Bang! Soa bem alto o tiro de partida e,
na área dianteira onde me encontro, consigo ver os principais
atletas africanos a tentarem ganhar, desde logo, posições na frente
do pelotão. Aceno à querida Júlia e sigo em direcção ao Parque das
Nações. Bom, talvez não seja boa ideia pensar já no
destino... A manhã está óptima, há que desfrutar destas ruas no
centro da vila e do momento especial que é correr uma maratona.
Estamos em marcha!
– Os primeiros já devem levar uns 5
minutos de avanço – ouço, de raspão, um senhor de idade comentar
para o colega do lado. Muito "moralizante". Ainda não estavam
concluídos 3 kms de prova. Logo à saída de Cascais havia bastante
gente a apoiar os atletas na estrada, mais do que eu pudesse imaginar
e o ambiente em cima e ao lado do asfalto era descontraído. Demais, até. Cedo percebi que ia, talvez, “muito” rápido. Tendo partido
à frente e levado pelo subconsciente de tanta gente – mesmo assim
– a passar-me, pensamos que vamos, pelo menos, no ritmo planeado;
no nosso ritmo. Errado. É a minha primeira maratona, há por aqui
muita gente experiente e mais rápida, o teu nível é um pouco
mais atrás, constato a
posteriori.
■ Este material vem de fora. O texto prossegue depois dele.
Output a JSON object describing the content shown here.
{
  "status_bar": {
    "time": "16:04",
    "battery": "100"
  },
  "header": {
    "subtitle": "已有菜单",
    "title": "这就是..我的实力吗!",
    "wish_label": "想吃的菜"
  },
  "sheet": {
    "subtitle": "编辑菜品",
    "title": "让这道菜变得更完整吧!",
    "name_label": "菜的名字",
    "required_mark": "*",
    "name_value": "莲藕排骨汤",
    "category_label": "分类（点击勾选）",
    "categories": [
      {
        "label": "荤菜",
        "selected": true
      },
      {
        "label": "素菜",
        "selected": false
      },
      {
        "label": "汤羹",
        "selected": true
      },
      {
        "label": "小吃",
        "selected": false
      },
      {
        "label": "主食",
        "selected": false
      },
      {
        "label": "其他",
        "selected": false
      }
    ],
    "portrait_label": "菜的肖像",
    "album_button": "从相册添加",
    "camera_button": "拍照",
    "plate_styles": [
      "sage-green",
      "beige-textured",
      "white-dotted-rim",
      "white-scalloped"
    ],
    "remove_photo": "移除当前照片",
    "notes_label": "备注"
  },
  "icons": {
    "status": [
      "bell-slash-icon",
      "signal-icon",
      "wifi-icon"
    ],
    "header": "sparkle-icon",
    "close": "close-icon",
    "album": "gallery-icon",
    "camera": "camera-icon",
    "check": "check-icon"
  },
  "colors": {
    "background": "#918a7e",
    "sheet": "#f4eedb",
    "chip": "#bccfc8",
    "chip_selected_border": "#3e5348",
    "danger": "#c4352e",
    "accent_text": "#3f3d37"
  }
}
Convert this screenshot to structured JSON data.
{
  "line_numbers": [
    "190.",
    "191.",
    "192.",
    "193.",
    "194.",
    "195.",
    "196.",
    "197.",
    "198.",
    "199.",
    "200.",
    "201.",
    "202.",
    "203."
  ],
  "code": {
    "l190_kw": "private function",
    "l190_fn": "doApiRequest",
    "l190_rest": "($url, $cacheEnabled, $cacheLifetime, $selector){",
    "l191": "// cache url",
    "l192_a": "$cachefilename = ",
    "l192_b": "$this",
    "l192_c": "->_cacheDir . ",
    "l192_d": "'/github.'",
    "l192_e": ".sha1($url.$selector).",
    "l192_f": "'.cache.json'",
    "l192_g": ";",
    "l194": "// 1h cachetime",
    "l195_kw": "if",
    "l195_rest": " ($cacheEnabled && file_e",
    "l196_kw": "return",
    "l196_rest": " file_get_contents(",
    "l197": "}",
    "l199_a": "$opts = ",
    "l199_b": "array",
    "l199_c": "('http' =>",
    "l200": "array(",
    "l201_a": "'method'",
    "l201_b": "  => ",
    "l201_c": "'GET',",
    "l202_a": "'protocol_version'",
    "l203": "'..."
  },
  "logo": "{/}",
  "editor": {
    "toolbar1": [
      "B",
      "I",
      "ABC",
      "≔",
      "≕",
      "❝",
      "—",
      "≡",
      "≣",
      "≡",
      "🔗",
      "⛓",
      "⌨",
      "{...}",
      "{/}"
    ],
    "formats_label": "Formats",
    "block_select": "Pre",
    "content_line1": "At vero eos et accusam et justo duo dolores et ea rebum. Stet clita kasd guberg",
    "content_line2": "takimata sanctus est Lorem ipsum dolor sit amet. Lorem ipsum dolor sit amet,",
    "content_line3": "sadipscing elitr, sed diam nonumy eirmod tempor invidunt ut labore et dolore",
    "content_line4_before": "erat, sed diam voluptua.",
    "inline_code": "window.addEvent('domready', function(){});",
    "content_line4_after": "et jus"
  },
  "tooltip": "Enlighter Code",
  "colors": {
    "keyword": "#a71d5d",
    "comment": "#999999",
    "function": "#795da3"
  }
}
Após a primeira saída da Marginal e,
contornado que está o Casino do Estoril, faço a primeira tentativa,
a sério, para saber, afinal, a quantas ia. – “...4 minutes and 58 seconds” – confirmo as minhas suspeitas. Ainda ouço a moça da aplicação
Nike+ a concluir a informação de pace médio naquela fase;
para quem queria fazer os primeiros 10 kms a uma média de 5:25/km
ia, de facto, demasiado rápido. É nestas alturas que pensamos:
tenho de arranjar um Garmin. Ou relógio semelhante. Os dados
na app do telemóvel, a cada quilómetro, costumam ser
suficientes e as contagens são relativamente precisas mas, nesta
manhã, optei por nem levar auscultadores, para absorver toda a
atmosfera da maratona. As passadas audíveis, as palmas e gritos de
alento, as “bocas” e gargalhadas entre maratonistas, a brisa que
ao Tejo soprava, tudo isso era para escutar. Só o aparelho em
“alta-voz” me fornecia alguma informação, mas o ruído era tal
que, raramente, conseguia captá-la toda. Coisas como: – Vamos embora, já só faltam 34! –
essas, ouviam-se bem. Foi a forma como uma senhora na Parede achou que nos podia motivar, frase seguida de umas risadas de quem a
rodeava. – Puxa, tem ali um “8” bem grande
ao pé dela e vai falar no 34 – contesta um corredor ao meu lado,
meio jocoso, meio incomodado por alguém lhe lembrar de quanto falta
para acabar esta saga. Na verdade, ainda nem 1/5 da prova estava
galgada. Mas eis que, pouco depois, dou por mim em Carcavelos.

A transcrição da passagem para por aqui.